Tras el, estaba ese auto que no correspondía con quién era el. Pequeño, gris claro, atravesado por unas líneas que lo marcaban claramente como un auto de carreras: celeste, roja y blanca. Amplió su sonrisa y cambió el saludo por un "¿Te gusta?". Yo intuía algo, pero no lo comprendía. Acerté a abrazarlo porque sabía que de todas maneras era algo bueno, mientras esperaba alguna explicación. Como casi todo con el, la explicación implicaba una telaraña de amigos, conocidos y gente de la más diversa naturaleza. En este caso, era un viejo compañero de escuela, que ahora se dedicaba a las carreras de autos. Necesitaba hacer arreglos en el auto que ahora usaba para correr, y tenía que vender este, rápido. Mi padre no tenia auto en ese momento, y coincidieron, lo compró, y como le gustaban las sorpresas, nunca me había contado siquiera de este plan. 

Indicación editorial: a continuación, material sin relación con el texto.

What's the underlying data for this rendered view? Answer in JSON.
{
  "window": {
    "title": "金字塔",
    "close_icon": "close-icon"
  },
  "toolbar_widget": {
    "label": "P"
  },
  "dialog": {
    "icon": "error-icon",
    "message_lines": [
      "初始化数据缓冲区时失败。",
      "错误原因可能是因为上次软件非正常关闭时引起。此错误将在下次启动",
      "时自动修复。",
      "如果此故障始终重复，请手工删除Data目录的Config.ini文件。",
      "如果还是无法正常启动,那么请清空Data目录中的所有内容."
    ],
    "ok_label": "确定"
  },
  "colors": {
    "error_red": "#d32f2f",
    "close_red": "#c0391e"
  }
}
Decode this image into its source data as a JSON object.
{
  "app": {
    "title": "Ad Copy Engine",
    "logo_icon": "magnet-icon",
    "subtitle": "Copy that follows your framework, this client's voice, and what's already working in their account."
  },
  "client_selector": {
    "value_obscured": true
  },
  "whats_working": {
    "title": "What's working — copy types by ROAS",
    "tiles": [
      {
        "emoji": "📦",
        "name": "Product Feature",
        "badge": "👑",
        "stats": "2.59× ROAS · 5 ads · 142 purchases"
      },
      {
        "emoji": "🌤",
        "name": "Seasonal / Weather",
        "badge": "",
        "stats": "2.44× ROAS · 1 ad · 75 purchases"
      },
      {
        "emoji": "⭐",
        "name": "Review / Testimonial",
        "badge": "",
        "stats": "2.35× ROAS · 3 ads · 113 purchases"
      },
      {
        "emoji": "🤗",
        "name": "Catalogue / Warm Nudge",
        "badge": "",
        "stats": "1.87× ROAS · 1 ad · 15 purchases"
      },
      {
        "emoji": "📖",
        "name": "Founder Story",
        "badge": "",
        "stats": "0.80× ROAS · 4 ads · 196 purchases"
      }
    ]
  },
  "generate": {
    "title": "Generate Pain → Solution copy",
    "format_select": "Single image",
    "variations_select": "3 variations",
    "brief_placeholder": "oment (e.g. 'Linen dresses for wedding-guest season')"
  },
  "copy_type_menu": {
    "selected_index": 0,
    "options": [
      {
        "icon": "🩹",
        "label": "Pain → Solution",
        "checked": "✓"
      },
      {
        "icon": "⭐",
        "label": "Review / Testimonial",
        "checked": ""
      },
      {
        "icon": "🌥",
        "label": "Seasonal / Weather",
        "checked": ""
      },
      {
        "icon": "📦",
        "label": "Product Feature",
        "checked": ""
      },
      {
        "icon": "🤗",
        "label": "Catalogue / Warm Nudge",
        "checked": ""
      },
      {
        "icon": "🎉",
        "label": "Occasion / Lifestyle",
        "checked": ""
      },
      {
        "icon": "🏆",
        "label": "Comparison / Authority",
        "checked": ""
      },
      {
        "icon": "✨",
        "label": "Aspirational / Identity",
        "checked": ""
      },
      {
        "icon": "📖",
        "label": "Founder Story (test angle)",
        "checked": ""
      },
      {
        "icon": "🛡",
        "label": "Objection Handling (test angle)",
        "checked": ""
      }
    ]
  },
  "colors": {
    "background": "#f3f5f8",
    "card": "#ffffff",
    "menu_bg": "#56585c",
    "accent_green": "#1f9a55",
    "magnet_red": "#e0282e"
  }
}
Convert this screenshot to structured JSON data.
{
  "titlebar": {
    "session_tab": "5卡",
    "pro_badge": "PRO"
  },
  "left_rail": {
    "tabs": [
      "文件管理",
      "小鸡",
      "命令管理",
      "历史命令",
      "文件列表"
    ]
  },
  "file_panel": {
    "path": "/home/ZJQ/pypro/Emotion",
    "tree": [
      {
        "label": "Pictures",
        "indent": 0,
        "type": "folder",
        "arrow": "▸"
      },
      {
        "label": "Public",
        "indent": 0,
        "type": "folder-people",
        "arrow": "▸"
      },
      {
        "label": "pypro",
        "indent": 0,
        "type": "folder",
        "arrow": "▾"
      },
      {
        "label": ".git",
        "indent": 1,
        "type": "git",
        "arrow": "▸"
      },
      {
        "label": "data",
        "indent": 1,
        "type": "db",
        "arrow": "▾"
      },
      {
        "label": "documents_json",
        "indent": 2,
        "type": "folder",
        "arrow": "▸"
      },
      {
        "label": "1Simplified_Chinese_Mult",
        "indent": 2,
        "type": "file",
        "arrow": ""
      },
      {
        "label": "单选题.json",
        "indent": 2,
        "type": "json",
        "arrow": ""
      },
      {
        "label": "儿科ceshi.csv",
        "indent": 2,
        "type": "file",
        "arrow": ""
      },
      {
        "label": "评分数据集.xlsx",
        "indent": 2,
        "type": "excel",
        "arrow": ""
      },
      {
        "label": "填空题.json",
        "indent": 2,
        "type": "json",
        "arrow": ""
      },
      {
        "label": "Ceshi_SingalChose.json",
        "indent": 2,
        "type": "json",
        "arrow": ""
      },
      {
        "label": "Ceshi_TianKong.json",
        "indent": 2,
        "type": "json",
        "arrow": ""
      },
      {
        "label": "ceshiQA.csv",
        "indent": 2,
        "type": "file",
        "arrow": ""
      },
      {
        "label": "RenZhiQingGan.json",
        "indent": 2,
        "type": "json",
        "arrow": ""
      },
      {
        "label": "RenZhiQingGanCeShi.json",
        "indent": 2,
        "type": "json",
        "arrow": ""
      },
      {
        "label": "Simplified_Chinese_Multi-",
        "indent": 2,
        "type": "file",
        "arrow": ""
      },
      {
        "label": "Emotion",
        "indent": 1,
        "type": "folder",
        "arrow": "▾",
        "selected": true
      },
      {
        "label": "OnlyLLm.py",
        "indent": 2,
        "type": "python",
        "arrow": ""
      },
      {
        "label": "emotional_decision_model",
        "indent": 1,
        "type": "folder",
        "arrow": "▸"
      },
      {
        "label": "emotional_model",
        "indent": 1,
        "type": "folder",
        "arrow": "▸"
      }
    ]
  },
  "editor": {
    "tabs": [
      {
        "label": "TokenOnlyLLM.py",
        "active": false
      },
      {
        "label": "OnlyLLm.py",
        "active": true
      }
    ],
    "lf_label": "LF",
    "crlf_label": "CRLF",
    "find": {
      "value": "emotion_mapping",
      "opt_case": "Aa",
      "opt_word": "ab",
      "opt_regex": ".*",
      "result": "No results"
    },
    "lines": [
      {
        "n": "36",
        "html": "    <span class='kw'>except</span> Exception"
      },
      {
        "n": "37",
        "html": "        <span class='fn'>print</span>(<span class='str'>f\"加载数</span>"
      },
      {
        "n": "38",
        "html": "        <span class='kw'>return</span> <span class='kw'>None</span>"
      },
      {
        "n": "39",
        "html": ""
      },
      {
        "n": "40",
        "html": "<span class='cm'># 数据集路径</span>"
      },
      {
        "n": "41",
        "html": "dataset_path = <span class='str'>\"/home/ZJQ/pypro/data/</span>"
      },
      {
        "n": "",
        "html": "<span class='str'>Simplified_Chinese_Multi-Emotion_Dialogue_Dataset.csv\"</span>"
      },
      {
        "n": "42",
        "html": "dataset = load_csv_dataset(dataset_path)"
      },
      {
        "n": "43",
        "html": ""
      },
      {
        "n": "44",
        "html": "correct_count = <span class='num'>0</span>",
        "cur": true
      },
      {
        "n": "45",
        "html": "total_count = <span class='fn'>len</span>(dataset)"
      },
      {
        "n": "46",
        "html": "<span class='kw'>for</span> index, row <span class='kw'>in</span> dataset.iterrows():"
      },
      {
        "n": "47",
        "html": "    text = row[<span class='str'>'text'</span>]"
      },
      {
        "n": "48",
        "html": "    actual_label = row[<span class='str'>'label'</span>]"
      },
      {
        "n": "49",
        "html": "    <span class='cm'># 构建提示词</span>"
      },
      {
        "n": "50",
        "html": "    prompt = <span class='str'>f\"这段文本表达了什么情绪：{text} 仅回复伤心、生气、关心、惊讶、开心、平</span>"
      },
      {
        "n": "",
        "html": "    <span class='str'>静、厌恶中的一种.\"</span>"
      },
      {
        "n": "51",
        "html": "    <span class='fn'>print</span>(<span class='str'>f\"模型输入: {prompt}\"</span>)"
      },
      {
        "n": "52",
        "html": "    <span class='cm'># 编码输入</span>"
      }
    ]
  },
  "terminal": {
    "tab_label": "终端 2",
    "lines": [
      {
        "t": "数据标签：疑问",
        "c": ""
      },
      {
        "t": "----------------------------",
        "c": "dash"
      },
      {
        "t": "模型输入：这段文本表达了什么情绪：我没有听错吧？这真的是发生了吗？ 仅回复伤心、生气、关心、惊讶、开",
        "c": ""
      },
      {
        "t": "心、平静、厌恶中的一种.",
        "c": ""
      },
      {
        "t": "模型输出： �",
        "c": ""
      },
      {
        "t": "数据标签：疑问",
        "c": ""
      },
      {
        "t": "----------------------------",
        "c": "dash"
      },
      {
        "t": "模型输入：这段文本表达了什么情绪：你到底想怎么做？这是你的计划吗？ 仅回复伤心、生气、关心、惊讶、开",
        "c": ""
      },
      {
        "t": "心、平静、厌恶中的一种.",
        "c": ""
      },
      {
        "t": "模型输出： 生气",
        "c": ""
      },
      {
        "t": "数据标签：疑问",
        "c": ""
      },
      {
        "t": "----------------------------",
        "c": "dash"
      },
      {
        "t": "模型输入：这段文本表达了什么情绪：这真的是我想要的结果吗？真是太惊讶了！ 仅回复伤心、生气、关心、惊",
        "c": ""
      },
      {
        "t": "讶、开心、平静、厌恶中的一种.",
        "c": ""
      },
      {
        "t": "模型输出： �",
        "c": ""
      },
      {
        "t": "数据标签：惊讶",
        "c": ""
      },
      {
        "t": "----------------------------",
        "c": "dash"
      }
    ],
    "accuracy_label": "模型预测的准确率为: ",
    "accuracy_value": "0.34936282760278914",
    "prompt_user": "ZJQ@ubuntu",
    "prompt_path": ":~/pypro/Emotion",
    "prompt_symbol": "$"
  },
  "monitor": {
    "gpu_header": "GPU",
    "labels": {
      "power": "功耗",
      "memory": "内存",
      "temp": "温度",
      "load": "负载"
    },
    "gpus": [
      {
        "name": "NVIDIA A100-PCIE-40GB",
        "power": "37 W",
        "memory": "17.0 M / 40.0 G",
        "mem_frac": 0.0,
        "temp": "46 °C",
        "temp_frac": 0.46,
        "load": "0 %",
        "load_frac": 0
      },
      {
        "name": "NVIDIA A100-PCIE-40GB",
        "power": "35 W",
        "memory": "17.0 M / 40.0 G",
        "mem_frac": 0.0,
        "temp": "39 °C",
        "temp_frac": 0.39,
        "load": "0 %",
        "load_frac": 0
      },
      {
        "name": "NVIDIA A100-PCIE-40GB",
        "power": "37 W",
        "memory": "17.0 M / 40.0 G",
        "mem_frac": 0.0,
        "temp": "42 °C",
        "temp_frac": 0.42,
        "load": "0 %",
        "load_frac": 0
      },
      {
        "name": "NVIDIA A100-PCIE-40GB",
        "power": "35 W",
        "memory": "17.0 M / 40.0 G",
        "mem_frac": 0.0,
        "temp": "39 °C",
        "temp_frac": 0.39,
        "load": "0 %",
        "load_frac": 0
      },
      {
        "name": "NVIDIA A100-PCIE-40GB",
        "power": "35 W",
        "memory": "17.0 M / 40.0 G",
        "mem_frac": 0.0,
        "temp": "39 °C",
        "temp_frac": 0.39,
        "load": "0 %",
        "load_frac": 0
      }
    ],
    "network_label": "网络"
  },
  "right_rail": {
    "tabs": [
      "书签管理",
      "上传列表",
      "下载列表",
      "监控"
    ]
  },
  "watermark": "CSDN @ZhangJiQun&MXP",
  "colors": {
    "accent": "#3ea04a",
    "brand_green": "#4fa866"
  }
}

Nos fuimos a pasear. Desde ese día, recorrimos miles de caminos, sin importar si fueran pavimentados, de tierra o de piedra. Cada momento en que nos veíamos, descubríamos ignotos espacios de la ciudad, un campo de un verde intenso e infinito, y el paisaje de la ciudad, generalmente a nuestros pies. Ese pequeño auto subía sin problema todas las montañas, atravesaba cualquier camino, y nos llevaba, con paciencia de un sitio a otro, utilizando  las inagotables historias, reales, fantásticas, literarias o genealógicas, que mi padre me contaba sin parar. 

Crecí y me interesaba la literatura. Los libros que me prestaba comenzaban con los dos sentados en algún prado, dentro del auto; el leía el primer capítulo y me lo entregaba. Desde allí, cada paseo incorporaba los comentarios de cómo avanzaban las historias, y mis preguntas frecuentes de qué significaban algunas palabras. Eso era más interesante que ir al diccionario. En ese auto también me enseñó a manejar. Cada lección comenzaba con una explicación de a dónde iríamos mientras salíamos de la ciudad y comenzaba a crecer mi ansiedad por sentarme y mover esa rápida y poderosa maquina. Casi siempre, cada lección terminaba con un sánduche de pollo, su favorito.

Llegó la época de su migración y mi adolescencia. A la distancia, me encargaba que lo encienda una vez por semana. Un día lo robe y busqué a mis amigos, para pasear por la ciudad, a pesar del riesgo que eso implicaba. Nunca le conté, pero creo que lo intuía. En mi cumpleaños 16, mis amigos se dieron modos para entrar todos e irnos a comer hamburguesas y papas fritas a pocas cuadras de mi casa: tres adelante, tres atrás, y el séptimo y más alto, acostado encima de los tres de atrás, con los pies saliendo por una ventana y la cabeza por la otra. 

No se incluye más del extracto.